Generators appear to similar to functions. They are good at processing iterations of data. Instead of returning collected items at the end, they return them item by item. The keyword for this is ‘yield’. We just rewrite the previous example to see how it works.
def read_lines_gen(filename, search_text):
with open(filename, mode='r') as fi:
for ndx, line in enumerate(fi):
if search_text in line:
yield ndx, line.rstrip()
for ndx,line in read_lines_gen('jupiter.json', 'cell_type'):
if ndx > 60:
break
print(ndx, line)
3 "cell_type": "code",
14 "cell_type": "markdown",
34 "cell_type": "markdown",
44 "cell_type": "markdown",
51 "cell_type": "code",
In the function example the return value is a list, which is input for the for-loop. What do we get when we ‘call’ a generator?
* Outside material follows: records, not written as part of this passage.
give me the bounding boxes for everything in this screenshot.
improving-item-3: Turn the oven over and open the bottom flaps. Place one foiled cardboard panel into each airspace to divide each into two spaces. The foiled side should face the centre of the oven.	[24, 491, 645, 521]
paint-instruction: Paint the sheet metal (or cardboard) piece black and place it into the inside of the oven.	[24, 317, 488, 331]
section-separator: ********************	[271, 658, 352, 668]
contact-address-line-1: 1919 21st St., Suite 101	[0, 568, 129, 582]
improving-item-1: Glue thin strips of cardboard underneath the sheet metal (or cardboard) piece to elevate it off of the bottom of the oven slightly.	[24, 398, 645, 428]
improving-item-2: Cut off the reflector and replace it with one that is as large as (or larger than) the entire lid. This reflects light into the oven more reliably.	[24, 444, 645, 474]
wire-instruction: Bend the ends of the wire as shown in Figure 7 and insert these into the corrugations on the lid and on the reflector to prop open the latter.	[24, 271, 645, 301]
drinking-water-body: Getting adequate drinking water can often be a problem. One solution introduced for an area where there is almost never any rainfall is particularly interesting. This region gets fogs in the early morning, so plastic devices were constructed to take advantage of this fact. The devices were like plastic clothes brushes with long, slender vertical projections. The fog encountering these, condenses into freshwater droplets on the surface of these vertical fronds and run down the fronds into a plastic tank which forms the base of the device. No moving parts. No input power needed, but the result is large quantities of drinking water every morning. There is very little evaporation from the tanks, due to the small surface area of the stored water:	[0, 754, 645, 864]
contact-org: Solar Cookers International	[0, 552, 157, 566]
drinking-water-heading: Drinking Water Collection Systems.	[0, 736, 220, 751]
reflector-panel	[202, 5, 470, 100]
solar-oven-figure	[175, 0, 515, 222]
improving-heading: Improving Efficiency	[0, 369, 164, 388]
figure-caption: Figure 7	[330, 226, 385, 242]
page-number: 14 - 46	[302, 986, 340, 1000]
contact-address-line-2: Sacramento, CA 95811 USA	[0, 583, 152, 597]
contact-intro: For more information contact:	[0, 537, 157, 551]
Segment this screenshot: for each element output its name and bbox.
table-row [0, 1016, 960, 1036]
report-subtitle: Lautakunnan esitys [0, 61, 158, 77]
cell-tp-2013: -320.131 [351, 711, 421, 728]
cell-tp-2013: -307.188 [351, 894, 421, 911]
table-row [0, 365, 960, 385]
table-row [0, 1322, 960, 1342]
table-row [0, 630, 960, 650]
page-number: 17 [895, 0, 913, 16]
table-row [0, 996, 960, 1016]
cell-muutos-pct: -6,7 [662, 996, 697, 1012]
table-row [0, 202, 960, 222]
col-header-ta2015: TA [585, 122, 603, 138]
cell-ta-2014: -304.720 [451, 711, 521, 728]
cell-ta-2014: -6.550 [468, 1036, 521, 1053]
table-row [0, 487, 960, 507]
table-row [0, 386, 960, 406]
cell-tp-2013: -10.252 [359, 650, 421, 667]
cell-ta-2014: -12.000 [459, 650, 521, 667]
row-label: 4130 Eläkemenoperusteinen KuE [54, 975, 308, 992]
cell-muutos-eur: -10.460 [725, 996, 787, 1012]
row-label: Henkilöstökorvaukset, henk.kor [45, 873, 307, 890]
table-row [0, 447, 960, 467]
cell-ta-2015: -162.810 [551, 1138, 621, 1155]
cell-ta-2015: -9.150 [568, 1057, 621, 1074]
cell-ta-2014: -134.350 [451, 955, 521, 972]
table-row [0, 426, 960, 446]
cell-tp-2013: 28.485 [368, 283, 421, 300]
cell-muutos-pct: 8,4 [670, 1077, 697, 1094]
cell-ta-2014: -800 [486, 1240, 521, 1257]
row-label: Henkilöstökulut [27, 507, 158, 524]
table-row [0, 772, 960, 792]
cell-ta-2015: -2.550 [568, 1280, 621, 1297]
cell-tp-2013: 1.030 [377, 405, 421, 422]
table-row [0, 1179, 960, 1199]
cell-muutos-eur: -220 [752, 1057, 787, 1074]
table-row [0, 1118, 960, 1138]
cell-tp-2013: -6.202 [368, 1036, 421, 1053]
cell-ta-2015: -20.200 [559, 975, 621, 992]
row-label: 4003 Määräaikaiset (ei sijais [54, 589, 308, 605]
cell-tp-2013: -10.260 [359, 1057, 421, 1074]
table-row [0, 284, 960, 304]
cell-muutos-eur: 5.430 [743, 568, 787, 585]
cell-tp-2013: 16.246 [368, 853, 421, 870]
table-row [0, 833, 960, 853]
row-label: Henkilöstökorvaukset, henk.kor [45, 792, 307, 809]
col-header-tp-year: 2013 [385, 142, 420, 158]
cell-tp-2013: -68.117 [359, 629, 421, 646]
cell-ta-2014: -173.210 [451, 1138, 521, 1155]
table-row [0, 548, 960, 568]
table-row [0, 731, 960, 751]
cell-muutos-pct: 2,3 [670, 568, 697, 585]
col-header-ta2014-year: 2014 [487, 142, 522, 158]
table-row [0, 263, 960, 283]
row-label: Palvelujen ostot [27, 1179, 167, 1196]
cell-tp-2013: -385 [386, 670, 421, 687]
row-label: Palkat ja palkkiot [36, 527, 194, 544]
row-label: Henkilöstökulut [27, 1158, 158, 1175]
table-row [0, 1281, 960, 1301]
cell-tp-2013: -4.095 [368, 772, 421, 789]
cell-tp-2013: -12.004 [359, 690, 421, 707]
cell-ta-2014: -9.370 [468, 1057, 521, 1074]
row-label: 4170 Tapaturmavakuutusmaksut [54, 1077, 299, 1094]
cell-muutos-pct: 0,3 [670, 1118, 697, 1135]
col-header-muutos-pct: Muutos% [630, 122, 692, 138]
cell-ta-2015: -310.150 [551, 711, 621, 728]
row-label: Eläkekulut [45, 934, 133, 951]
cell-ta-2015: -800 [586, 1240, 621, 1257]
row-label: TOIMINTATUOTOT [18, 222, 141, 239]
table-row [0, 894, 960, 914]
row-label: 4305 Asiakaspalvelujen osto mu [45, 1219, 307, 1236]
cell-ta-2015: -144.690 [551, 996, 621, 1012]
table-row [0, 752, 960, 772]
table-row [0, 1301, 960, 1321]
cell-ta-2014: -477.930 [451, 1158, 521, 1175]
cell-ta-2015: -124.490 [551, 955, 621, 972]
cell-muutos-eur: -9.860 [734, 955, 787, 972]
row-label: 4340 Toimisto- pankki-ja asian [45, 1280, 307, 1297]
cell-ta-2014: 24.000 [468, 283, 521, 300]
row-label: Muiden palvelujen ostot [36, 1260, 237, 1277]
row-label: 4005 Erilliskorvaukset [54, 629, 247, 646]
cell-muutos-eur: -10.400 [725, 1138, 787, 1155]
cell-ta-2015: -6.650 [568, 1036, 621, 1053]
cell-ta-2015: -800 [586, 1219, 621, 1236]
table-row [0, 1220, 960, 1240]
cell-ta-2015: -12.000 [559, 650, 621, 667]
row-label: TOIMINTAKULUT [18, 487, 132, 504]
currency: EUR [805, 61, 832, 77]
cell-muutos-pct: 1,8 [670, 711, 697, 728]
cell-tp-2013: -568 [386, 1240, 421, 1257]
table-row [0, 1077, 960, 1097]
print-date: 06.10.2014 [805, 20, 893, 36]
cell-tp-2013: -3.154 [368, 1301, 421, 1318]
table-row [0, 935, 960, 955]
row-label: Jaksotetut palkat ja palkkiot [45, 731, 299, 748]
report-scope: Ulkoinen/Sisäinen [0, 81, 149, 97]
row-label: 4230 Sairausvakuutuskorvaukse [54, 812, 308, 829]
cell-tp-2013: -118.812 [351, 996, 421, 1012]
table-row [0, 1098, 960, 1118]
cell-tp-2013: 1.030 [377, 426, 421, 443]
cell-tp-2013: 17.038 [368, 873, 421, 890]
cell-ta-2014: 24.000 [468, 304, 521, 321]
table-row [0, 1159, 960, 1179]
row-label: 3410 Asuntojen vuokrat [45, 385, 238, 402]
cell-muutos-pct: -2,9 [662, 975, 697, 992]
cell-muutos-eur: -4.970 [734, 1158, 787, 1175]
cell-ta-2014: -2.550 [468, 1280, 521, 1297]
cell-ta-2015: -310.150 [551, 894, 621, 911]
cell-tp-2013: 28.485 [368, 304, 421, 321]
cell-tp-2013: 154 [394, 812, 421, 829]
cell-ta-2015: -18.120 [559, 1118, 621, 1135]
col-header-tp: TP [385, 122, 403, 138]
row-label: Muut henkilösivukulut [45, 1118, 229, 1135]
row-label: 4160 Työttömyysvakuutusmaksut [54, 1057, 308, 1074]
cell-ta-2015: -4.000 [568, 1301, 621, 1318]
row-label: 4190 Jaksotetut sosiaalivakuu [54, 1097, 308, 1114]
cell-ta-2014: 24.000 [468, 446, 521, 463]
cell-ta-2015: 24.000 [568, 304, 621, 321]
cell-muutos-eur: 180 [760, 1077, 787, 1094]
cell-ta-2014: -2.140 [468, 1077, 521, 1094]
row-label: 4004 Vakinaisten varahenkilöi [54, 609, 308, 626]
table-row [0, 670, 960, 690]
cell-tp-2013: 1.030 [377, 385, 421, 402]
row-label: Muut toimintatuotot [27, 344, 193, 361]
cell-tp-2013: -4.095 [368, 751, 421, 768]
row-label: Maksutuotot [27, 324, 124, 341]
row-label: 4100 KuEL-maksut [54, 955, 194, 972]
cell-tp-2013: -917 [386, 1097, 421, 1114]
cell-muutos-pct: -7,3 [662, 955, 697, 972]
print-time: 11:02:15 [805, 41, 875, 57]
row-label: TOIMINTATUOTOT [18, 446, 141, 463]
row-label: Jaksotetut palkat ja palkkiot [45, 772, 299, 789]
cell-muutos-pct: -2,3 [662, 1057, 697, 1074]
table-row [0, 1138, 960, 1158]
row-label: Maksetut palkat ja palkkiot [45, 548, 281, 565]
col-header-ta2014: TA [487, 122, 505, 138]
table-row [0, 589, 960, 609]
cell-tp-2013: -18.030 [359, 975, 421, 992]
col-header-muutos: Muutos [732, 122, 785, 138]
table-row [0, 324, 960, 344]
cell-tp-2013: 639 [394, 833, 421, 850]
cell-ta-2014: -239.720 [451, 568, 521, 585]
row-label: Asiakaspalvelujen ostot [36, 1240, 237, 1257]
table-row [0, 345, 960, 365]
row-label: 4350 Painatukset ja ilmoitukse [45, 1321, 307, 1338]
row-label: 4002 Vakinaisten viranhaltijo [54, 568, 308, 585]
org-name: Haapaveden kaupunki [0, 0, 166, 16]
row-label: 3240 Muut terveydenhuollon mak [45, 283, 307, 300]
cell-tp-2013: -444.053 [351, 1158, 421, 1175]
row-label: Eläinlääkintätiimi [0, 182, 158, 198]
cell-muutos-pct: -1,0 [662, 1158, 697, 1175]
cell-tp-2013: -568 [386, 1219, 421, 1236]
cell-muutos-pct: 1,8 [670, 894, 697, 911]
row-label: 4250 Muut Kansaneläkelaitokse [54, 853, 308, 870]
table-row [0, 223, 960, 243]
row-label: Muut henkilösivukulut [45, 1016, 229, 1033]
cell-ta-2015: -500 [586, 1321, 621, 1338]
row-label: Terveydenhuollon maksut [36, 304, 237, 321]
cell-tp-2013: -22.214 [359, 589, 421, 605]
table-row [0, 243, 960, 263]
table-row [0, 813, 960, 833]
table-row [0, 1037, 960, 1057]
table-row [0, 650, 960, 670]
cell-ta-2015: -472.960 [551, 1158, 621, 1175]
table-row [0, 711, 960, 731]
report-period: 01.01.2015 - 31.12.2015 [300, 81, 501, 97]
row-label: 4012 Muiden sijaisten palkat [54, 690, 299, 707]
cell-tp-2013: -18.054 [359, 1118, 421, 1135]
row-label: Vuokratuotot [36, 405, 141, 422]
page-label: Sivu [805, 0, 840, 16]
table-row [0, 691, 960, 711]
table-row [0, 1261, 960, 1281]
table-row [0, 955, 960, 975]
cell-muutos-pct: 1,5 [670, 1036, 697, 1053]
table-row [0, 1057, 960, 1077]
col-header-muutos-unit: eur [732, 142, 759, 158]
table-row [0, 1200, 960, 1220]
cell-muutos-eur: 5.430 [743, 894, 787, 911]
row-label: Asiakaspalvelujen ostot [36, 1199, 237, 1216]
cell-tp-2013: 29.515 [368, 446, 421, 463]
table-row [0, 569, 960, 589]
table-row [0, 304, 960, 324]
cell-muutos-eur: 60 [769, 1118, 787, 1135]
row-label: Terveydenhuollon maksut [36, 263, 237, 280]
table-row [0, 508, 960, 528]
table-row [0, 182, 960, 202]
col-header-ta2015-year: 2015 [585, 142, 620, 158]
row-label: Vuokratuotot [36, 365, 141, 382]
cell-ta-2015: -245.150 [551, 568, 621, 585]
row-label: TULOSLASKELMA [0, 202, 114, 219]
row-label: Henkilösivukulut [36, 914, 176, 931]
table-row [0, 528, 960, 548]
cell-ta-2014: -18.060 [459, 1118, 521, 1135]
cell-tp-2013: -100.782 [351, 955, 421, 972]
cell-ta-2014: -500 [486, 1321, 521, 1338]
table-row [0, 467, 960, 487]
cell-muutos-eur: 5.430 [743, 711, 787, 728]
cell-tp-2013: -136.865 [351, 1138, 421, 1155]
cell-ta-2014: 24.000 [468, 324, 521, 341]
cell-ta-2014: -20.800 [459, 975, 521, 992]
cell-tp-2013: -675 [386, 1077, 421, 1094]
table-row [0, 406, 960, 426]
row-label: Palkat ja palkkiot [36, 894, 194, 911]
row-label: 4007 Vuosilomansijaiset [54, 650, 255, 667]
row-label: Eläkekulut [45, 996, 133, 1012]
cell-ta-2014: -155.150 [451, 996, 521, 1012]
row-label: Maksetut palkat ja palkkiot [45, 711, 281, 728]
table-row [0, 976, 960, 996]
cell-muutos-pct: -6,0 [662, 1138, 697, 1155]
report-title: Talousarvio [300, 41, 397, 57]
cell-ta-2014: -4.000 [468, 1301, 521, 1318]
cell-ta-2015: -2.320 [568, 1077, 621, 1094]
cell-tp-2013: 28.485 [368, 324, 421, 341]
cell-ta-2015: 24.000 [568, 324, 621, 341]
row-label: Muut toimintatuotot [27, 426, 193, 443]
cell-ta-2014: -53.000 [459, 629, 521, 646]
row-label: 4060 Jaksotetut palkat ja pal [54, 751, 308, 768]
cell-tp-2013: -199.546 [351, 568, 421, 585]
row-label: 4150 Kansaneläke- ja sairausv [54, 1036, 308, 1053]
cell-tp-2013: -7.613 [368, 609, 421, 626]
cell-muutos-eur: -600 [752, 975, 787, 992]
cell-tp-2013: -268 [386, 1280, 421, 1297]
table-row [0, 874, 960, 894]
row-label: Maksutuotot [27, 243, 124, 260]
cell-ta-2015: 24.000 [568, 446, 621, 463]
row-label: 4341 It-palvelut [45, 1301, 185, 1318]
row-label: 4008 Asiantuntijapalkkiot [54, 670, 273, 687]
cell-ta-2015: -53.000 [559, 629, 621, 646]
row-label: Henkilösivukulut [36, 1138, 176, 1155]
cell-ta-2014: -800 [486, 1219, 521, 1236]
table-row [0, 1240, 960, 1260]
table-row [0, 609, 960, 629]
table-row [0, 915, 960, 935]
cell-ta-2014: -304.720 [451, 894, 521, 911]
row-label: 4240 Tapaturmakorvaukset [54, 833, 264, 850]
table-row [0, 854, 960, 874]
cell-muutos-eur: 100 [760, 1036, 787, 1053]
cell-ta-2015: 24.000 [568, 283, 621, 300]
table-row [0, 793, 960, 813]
gen = read_lines_gen('jupiter.json', 'cell_type')
gen >> <generator object read_lines_gen at 0x00000000069A1678> type: <class 'generator'>
To illustrate the basic idea of a generator, we first create a simpler example.
def numbers(max):
for n in range(max):
yield n+1
gen = numbers(4)
gen >> <generator object numbers at 0x00000000069A1B48> type: <class 'generator'>
There is a next() built-in function, which works with generators, or, more general, with all objects, that implement the iterator interface.
show_t("next(gen)")
next(gen) >> 1 type: <class 'int'>
The next() function returns one element from a generator. Do more of it:
show("next(gen); next(gen); next(gen); next(gen); next(gen)")
next(gen) >> 2
next(gen) >> 3
next(gen) >> 4
next(gen) >> error:
next(gen) >> error:
So each call of next() returns another value, until there is an error.
This error is the StopIteration Exception, and it is of course not a real error, but the condition to terminate a loop. This is what actually happens in a for-loop.
What we have seen here scratches the surface of the iterator/generator feature.
Generators are great for big data, for filters, for recursion and in general help to write small, well-documented functions.